Which, I don’t know, to me, as a reader, just feels too high. Some people argue it’s the price of an album on iTunes, but I never buy those, either, because I think they’re egregiously overpriced, too.
In checking for some links to include in this exploration of the discussion, I found this post by a guy who goes by Evil Genius (which alone would be enough to make me read), in which said Evil Genius uses science–well. Maths, anyway–to break down the argument. He notes he’s not a business guy or an MBA, but he is a scientist. I’m pretty much both, and I think he totally nailed it. He examines sales specifically related to J.A. Konrath, but has some great points overall. I think my favorite might be:
Every single time I’ve heard anyone defend higher ebook prices, they cite the fact that “just because the publication is electronic, that doesn’t eliminate costs.” This fact is what I like to call “true but useless.”
Because it is.
Because what the price discussion finally comes down to is that anything at all is worth solely what people will pay for it. Will people pay $10 for an ebook?
Some might. But the thing is, it seems like lately, more books are becoming available for under five bucks. Not just books by indie authors, either; two of Stieg Larsson’s Millennium Trilogy books are five bucks right now (with the third at ten). As that becomes more common, readers’ perception of the actual cost–not value, mind–of ebooks will continue to decrease. What I mean is that more readers will come to see ten dollars for a digital file as cost prohibitive, and fewer will pull the trigger.
Evil Genius notes–using graphs–that just over three bucks is where revenue maximizes.
He clarifies, in an update:
It’s a failure of clarity in my original article, but I’m not advocated for $2.99 as the perfect One True Price for all ebooks forever. That was true for this data set, which is already a year old. This might well change over time, differ from author to author, genre to genre or publisher to publisher.
That elasticity is important. As is another salient point he makes, regarding digital traction and how little of it there sometimes is.
There’s no one true price. My experience with Meets Girl has demonstrated that; I set the price at 99 cents to reward early adopters/true fans/better readers and then introduced it officially at $2.99. Over a week at Christmas, it was 99 cents again, to return to $2.99 with the New Year (where it remains, and will remain, for the foreseeable future). Promotional pricing can work. Chuck Wendig’s doing it with his book Irregular Creatures. Simon Smithson and I set Sparks‘ four stories at a dollar, but sparks always have a limited life span before they burn away, and now my stories from the collection will be available for a dollar each.
Point is, as a reader, there may not be one true price, but more than five bucks is generally too high.
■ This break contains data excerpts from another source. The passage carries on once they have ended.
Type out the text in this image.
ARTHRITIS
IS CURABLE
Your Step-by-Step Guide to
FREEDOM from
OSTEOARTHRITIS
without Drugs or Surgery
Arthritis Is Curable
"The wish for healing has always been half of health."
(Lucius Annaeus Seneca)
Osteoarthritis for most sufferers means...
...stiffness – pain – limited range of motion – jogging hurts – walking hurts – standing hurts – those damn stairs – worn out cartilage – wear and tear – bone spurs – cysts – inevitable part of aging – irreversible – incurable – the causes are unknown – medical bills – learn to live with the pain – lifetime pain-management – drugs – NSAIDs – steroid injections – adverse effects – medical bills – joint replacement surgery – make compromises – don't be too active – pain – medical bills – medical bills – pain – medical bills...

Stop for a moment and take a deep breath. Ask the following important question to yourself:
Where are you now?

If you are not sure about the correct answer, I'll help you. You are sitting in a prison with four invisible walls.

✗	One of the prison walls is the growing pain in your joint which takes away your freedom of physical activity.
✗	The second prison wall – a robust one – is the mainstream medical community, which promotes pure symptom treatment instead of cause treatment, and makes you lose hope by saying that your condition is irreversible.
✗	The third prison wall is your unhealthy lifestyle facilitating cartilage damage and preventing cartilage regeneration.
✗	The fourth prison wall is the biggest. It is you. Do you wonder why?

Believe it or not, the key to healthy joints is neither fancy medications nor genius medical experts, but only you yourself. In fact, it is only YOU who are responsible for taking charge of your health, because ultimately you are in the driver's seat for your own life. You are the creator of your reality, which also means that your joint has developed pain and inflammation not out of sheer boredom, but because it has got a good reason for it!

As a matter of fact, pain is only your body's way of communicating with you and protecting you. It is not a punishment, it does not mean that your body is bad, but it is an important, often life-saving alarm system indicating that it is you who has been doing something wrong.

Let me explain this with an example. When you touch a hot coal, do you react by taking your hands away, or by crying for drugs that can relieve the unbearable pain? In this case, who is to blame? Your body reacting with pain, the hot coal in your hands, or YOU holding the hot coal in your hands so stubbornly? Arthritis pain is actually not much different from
There will be exceptions, but I think publishers are going to realize–with much chagrin–that desire though they may, they don’t get to tell readers what those exceptions are. I have a feeling a lot of worthy books are going to fail to find traction digitally because their price points are too high, but I don’t think that will matter to readers, who will find other worthy books to enjoy, anyway.